There exist real-valued functions $g:\mathbb R^3\to \mathbb R$ and $h:\mathbb R^3\to \mathbb R$ such that $f(x,y,z) = g(x,y,z) + ih(x,y,z)$. If $g$ and $h$ have all three partial derivatives, then we have $\vec\nabla f = (f_x,f_y,f_z) = (g_x+ih_x,g_y+ih_y,g_z+ih_z) = \vec\nabla g + i\vec\nabla h$.
Hence $\vec\nabla \Re(f) = \vec\nabla g = (g_x,g_y,g_z) = \Re \vec\nabla f$.
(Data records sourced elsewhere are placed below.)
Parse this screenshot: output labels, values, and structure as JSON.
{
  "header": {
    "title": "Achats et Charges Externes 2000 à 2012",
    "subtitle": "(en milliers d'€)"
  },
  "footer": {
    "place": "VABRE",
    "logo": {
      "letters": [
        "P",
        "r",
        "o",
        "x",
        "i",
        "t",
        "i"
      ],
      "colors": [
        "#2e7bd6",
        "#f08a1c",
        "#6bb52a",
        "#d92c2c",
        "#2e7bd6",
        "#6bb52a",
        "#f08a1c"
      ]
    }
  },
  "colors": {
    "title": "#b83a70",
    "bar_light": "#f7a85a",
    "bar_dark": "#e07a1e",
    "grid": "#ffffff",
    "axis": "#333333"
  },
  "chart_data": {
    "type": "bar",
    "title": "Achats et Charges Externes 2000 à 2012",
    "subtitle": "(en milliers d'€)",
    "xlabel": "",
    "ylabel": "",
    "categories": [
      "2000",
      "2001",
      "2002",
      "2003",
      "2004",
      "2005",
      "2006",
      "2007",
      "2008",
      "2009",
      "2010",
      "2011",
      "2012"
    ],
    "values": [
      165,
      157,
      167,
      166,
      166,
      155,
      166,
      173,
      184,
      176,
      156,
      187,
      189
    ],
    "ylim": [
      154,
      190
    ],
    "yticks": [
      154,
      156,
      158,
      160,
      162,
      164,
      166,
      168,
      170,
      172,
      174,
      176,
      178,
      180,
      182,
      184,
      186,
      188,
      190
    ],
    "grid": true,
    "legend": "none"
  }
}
The question remains: do $g$ and $h$ have all three partial derivatives? To keep it simple, let $F:\mathbb R\to \mathbb C$ be differentiable, with real and imaginary parts $F = G + iH$. Are $G$ and $H$ necessarily differentiable? Yes they are, because
$$\frac{G(x+h)-G(h)}{h} = \Re\left(\frac{F(x+h)-F(h)}{h}\right)$$
(similarly for $H$), and the right-hand side tends to a limit as $h \to 0$ because $\dfrac{F(x+h)-F(h)}{h}$ does.